GPR55 is a lysophosphatidylinositol (LPI)-sensitive G-protein coupled receptor (GPCR) that recognizes a sub- set of cannabinoid CB1 and CB2 ligands. The goal of the proposed project is to understand the functional features of GPR55 that may define mechanisms of drug-receptor interactions relevant to physiological and pathophysiological function, including drug abuse. GPR55 has been implicated in inflammatory pain, neuropathic pain, metabolic disorder, bone and neurological development, and cancer, indicating the real potential of GPR55 ligands as therapeutics. Each of these areas alone is medically important and each would benefit by the use of selective agonists and antagonists to further studies. While selective agonists and antagonists for GPR55 from a number of diverse scaffolds have been identified, no low nanomolar potency ligands have been confirmed for this receptor, nor is there a radioligand developed to characterize binding. We have recently identified the first set of GPR55 residues important for agonist signaling and for GPR55 activation. This information should aid in the rational design of next generation GPR55 ligands, using our evolving molecular model. The goal of this proposal is to use structure-based design and cheminformatics tools to develop structure-activity relationships for selected scaffolds, leading to the identification of low nanomolar ligands that retain high receptor selectivity.
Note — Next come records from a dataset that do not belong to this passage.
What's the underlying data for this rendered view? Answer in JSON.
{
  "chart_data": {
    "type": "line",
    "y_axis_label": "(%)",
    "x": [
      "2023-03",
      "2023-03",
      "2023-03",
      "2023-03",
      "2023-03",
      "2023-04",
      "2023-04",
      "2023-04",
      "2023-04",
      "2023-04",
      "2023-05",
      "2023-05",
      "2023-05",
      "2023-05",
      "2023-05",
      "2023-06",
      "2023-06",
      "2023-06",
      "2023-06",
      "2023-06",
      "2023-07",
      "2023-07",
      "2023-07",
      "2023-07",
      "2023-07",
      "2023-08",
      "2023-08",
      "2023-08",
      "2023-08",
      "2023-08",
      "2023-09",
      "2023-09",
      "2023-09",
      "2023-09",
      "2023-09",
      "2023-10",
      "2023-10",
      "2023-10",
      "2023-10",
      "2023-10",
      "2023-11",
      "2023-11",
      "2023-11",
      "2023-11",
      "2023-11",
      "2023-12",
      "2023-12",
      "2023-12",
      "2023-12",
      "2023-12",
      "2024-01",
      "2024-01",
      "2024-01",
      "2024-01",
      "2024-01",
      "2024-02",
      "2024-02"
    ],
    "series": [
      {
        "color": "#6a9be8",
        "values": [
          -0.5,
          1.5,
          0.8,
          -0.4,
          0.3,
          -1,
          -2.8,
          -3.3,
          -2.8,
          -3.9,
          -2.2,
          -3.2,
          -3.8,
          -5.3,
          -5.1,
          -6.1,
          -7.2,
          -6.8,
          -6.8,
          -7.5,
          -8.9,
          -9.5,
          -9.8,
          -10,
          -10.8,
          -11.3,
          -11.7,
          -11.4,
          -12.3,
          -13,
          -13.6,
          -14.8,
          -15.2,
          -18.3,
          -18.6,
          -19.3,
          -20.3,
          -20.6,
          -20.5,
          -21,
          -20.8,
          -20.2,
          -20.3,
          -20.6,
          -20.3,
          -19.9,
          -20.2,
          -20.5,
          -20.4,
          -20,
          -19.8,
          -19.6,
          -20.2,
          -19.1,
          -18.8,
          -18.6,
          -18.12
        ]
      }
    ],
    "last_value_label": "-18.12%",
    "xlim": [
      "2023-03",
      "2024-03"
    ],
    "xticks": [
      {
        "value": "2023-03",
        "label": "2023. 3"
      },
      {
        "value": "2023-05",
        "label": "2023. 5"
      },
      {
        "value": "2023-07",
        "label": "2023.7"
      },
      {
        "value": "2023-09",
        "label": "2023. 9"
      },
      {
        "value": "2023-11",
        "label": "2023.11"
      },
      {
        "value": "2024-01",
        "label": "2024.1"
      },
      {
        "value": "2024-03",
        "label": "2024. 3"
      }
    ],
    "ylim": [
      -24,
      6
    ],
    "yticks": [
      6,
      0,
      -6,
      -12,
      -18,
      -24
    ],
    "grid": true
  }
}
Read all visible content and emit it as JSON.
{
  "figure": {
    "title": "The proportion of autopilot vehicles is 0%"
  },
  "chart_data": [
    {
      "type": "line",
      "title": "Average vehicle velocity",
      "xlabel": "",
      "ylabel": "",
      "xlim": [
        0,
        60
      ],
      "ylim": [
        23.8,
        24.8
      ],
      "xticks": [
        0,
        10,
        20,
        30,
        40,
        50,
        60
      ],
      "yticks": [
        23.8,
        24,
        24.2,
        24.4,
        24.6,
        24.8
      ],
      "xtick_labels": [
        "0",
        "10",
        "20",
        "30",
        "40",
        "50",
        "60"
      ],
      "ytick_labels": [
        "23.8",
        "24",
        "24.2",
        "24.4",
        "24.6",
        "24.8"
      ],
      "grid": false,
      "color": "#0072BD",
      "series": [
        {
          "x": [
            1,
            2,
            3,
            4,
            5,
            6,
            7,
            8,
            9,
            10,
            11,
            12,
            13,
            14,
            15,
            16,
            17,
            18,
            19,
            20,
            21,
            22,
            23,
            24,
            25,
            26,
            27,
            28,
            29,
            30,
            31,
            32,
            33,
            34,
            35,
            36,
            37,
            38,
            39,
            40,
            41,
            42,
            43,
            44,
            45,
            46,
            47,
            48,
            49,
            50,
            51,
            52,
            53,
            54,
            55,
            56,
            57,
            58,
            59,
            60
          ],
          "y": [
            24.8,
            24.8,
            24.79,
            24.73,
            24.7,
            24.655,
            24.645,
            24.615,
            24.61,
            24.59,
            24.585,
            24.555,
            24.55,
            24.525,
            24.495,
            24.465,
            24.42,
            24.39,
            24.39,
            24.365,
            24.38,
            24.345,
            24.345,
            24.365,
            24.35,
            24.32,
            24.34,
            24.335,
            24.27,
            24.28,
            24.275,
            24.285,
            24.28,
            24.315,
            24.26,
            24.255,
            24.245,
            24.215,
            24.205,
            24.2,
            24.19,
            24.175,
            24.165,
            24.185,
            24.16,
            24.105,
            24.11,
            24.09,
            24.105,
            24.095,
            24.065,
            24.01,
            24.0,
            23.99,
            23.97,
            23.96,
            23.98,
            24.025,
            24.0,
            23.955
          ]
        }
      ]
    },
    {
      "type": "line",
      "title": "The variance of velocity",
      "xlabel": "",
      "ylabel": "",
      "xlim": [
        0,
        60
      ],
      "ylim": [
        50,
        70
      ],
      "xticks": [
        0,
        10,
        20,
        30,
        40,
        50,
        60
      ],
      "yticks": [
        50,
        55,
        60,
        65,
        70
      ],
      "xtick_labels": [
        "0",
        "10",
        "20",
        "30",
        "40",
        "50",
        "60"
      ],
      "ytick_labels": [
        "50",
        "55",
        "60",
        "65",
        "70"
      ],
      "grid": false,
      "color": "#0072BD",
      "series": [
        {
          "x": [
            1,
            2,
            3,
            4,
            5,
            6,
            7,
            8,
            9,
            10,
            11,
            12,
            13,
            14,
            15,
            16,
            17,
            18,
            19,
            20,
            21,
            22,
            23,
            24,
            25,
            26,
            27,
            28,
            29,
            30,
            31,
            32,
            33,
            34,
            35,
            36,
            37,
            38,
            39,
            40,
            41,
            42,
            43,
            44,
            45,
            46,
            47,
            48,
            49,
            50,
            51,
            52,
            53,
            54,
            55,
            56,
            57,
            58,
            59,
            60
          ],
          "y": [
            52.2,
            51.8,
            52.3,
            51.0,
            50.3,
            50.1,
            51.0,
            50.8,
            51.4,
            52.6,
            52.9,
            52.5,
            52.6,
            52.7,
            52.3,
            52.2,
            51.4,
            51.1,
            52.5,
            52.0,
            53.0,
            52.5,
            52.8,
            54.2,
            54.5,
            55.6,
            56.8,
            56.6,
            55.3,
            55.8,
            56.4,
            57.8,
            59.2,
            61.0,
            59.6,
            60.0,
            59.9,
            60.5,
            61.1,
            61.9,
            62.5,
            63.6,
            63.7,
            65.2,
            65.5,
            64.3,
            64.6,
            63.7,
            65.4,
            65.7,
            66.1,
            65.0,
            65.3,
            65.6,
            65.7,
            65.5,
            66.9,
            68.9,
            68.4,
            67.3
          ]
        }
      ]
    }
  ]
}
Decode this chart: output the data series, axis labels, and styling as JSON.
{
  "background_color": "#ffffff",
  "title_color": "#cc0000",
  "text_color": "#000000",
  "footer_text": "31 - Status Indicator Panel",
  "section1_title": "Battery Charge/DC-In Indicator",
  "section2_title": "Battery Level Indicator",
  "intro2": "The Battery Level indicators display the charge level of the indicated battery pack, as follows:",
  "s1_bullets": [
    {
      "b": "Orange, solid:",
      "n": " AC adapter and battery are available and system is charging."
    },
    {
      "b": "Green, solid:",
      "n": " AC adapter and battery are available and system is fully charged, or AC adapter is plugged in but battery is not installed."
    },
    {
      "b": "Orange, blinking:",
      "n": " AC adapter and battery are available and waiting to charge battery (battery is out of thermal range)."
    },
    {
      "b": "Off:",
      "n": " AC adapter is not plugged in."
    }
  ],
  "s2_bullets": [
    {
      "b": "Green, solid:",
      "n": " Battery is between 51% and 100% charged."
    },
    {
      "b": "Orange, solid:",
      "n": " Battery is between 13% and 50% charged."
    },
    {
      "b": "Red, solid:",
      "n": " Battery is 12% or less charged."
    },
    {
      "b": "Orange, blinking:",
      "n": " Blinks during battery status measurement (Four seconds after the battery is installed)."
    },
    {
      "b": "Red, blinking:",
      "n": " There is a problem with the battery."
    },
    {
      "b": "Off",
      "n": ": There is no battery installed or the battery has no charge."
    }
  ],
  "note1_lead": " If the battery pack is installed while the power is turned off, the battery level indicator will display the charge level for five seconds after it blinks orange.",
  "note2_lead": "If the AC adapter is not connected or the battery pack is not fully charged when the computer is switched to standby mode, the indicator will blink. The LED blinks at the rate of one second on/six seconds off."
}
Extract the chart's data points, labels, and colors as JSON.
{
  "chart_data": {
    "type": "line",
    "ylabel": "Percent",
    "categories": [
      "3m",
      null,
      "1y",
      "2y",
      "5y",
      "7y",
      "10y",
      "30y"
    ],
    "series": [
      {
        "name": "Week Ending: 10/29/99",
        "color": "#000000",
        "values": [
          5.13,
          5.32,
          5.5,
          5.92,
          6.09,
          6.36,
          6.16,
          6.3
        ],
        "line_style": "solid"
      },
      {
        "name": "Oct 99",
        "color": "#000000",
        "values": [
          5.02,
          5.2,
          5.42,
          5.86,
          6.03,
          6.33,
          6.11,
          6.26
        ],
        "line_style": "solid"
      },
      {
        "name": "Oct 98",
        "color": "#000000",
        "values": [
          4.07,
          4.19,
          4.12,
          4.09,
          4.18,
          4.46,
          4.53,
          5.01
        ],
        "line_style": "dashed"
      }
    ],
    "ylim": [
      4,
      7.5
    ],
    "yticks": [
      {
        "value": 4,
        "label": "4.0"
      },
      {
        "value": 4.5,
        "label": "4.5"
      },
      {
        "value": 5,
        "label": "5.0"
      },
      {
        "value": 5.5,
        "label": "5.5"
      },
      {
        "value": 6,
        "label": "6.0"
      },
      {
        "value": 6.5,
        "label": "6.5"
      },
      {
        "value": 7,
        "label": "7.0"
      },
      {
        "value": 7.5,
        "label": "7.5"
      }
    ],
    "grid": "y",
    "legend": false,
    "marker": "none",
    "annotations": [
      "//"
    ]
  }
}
We aim to discover nanomolar potency GPR55 ligands using a combination of molecular modeling, chemoinformatics, high-throughput screening and site directed mutagenesis. We will dissect the specific signaling pathways governing GPR55 activity as well as investigate ligand bias.
The GPR55 receptor is a promising therapeutic target for disorders including inflammatory pain, neuropathic pain, metabolic disorder, bone development, and cancer. Progress in the development of pharmacotherapies has been prevented due to the lack of specific, low nanomolar, high potency ligands. The goal of this R01 proposal is to use structure-based design and cheminformatic tools to identify low nanomolar, high potency agonists and antagonists for GPR55.